Reliability testing is an indispensable tool for evaluating the lifetime of electrical components. To satisfy the latest technology developments in automotive and communication applications, the reliability requests of some key semiconductor packages are increasing. In parallel with the higher performance demand of the advanced electrical components, a shortening of new device development time is also needed. Among the list of JEDEC standard reliability stress tests, temperature cycling (TC) is one of the most challenging and requires the most time to complete. This study is to evaluate the possibility of establishing an accelerated degradation method which can be correlated with the JEDEC standard temperature cycling test.
Four different approaches were investigated: 1. thermal shock under the same temperature range as the standard JEDEC temperature cycling condition but with much faster temperature ramp up and down speed, 2. temperature cycling under a wider temperature range (specifically with a higher upper temperature) but keeping the same ramp up and down speed as the JEDEC standard temperature cycling test, 3. 3-point bending test with defined mechanical stress applied onto the components at different temperatures, 4. temperature cycling under the standard JEDEC defined condition, but the chip in the component was bonded onto a shifted position on the substrate in order to achieve higher stress. Modeling and simulations were used to select the new bonding position that induces the most stress to the chip. All approaches were conducted using a QFN package. After thermal cycling, acoustic scans and cross sections with ion milling were used to detect the component degradation status. At the same time, stress simulations were conducted for all four approaches to understand the possible mechanism of different approaches.

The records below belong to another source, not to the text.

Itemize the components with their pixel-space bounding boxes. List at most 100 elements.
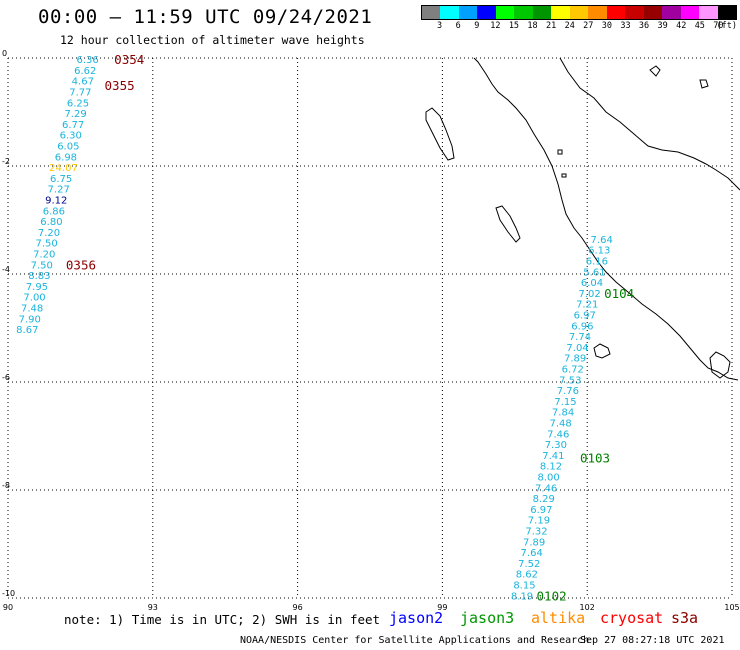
color-scale-labels: 3 6 9 12 15 18 21 24 27 30 33 36 39 42 45 70 (ft) xyxy=(421,20,737,32)
scale-swatch xyxy=(422,6,441,19)
lat-tick-label: 0 xyxy=(2,49,7,58)
scale-swatch xyxy=(606,6,626,19)
wave-height-value: 7.48 xyxy=(550,419,572,430)
wave-height-value: 24.07 xyxy=(49,163,78,174)
satellite-legend-altika: altika xyxy=(531,609,586,627)
nias-island xyxy=(425,107,455,161)
lon-tick-label: 90 xyxy=(3,603,13,612)
wave-height-value: 6.62 xyxy=(74,66,96,77)
wave-height-value: 7.76 xyxy=(557,386,579,397)
wave-height-observations: 6.366.624.677.776.257.296.776.306.056.98… xyxy=(16,52,634,603)
scale-swatch xyxy=(477,6,496,19)
wave-height-value: 7.74 xyxy=(569,332,591,343)
pass-time-label: 0355 xyxy=(105,78,135,93)
scale-label: 18 xyxy=(527,21,538,31)
wave-height-value: 7.46 xyxy=(535,483,557,494)
scale-swatch xyxy=(440,6,459,19)
wave-height-value: 6.05 xyxy=(57,141,79,152)
islet-1 xyxy=(557,149,563,155)
scale-swatch xyxy=(514,6,533,19)
map-title: 00:00 – 11:59 UTC 09/24/2021 xyxy=(38,6,373,28)
lat-tick-label: -4 xyxy=(2,265,10,274)
pass-time-label: 0356 xyxy=(66,257,96,272)
wave-height-value: 7.64 xyxy=(521,548,543,559)
wave-height-value: 7.77 xyxy=(69,87,91,98)
scale-swatch xyxy=(625,6,644,19)
satellite-legend-jason3: jason3 xyxy=(460,609,515,627)
islet-2 xyxy=(561,173,567,178)
wave-height-value: 7.89 xyxy=(523,537,545,548)
wave-height-value: 7.20 xyxy=(33,249,55,260)
wave-height-value: 6.98 xyxy=(55,152,77,163)
wave-height-value: 7.41 xyxy=(542,451,564,462)
scale-label: 3 xyxy=(437,21,443,31)
scale-swatch xyxy=(569,6,589,19)
wave-height-value: 6.75 xyxy=(50,174,72,185)
scale-label: 9 xyxy=(474,21,480,31)
wave-height-value: 7.27 xyxy=(48,185,70,196)
wave-height-value: 7.89 xyxy=(564,354,586,365)
scale-label: 45 xyxy=(694,21,705,31)
islet-4 xyxy=(699,79,709,89)
color-scale-swatches xyxy=(421,5,737,20)
footer-timestamp: Sep 27 08:27:18 UTC 2021 xyxy=(580,635,725,646)
wave-height-value: 6.13 xyxy=(588,246,610,257)
wave-height-value: 6.97 xyxy=(574,311,596,322)
scale-swatch xyxy=(680,6,700,19)
wave-height-value: 7.02 xyxy=(578,289,600,300)
wave-height-color-scale: 3 6 9 12 15 18 21 24 27 30 33 36 39 42 45 70 (ft) xyxy=(421,5,737,35)
wave-height-value: 7.84 xyxy=(552,408,574,419)
lon-tick-label: 99 xyxy=(437,603,447,612)
legend-note: note: 1) Time is in UTC; 2) SWH is in fe… xyxy=(64,612,381,627)
scale-swatch xyxy=(588,6,607,19)
wave-height-value: 7.04 xyxy=(566,343,588,354)
wave-height-value: 7.53 xyxy=(559,375,581,386)
wave-height-value: 7.64 xyxy=(591,235,613,246)
lon-tick-label: 96 xyxy=(293,603,303,612)
wave-height-value: 8.12 xyxy=(540,462,562,473)
scale-swatch xyxy=(495,6,515,19)
scale-swatch xyxy=(532,6,552,19)
wave-height-value: 8.29 xyxy=(533,494,555,505)
footer-credit: NOAA/NESDIS Center for Satellite Applica… xyxy=(240,635,590,646)
wave-height-value: 7.30 xyxy=(545,440,567,451)
scale-label: 70 xyxy=(713,21,724,31)
wave-height-value: 7.20 xyxy=(38,228,60,239)
wave-height-value: 7.48 xyxy=(21,303,43,314)
lat-tick-label: -10 xyxy=(2,589,15,598)
lat-lon-grid: 90 93 96 99 102 105 0 -2 -4 -6 -8 -10 xyxy=(2,49,740,612)
wave-height-value: 8.67 xyxy=(16,325,38,336)
pass-time-label: 0354 xyxy=(114,52,144,67)
wave-height-value: 6.86 xyxy=(43,206,65,217)
wave-height-value: 6.16 xyxy=(586,257,608,268)
wave-height-value: 6.04 xyxy=(581,278,603,289)
scale-label: 36 xyxy=(638,21,650,31)
wave-height-value: 9.12 xyxy=(45,195,67,206)
scale-label: 30 xyxy=(601,21,612,31)
wave-height-value: 7.21 xyxy=(576,300,598,311)
scale-unit: (ft) xyxy=(716,21,737,31)
islet-3 xyxy=(649,65,661,77)
lon-tick-label: 102 xyxy=(580,603,595,612)
wave-height-value: 6.30 xyxy=(60,131,82,142)
scale-label: 42 xyxy=(676,21,687,31)
lon-tick-label: 105 xyxy=(724,603,739,612)
wave-height-value: 8.00 xyxy=(537,473,559,484)
wave-height-value: 7.32 xyxy=(525,527,547,538)
scale-swatch xyxy=(717,6,736,19)
wave-height-value: 7.46 xyxy=(547,429,569,440)
scale-label: 15 xyxy=(508,21,520,31)
coastline xyxy=(425,57,740,381)
pass-time-label: 0104 xyxy=(604,286,634,301)
wave-height-value: 7.50 xyxy=(31,260,53,271)
lat-tick-label: -2 xyxy=(2,157,10,166)
pass-time-label: 0102 xyxy=(537,588,567,603)
scale-label: 6 xyxy=(455,21,461,31)
map-subtitle: 12 hour collection of altimeter wave hei… xyxy=(60,33,365,47)
wave-height-value: 8.83 xyxy=(28,271,50,282)
wave-height-value: 8.19 xyxy=(511,591,533,602)
scale-swatch xyxy=(643,6,663,19)
scale-swatch xyxy=(699,6,718,19)
sumatra-coastline xyxy=(473,57,739,381)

The results indicate that approach 1, thermal shock tests, did accelerate the component degradation. However, the failure mode is not consistent with that after JEDEC standard temperature cycling tests. Approach 2, temperature cycling tests with wider temperature range (higher upper temperature), shows a similar failure mode to standard temperature cycling. However, the degradation time is similar with the standard JEDEC temperature cycling tests with no accelerated results. Approach 3, 3-point bending tests, were conducted at room temperature and -65°C with 30 secs per cycle. The tests are up to 5000 cycles and no failure was observed yet. Further tests are ongoing to determine the number of cycles needed to reach the break point and failure mode using this method. Approach 4, temperature cycling under the JEDEC standard condition with the component chip bonding position shifted, shows the same failure mode as that after the JEDEC standard temperature cycling test with normal chip bonding position. The degradation also appeared after much fewer temperature cycles. This indicates that approach 4 is a promising approach to accelerate temperature cycling testing while keeping a consistent degradation mechanism. It can be potentially used to screen different package designs and packaging materials.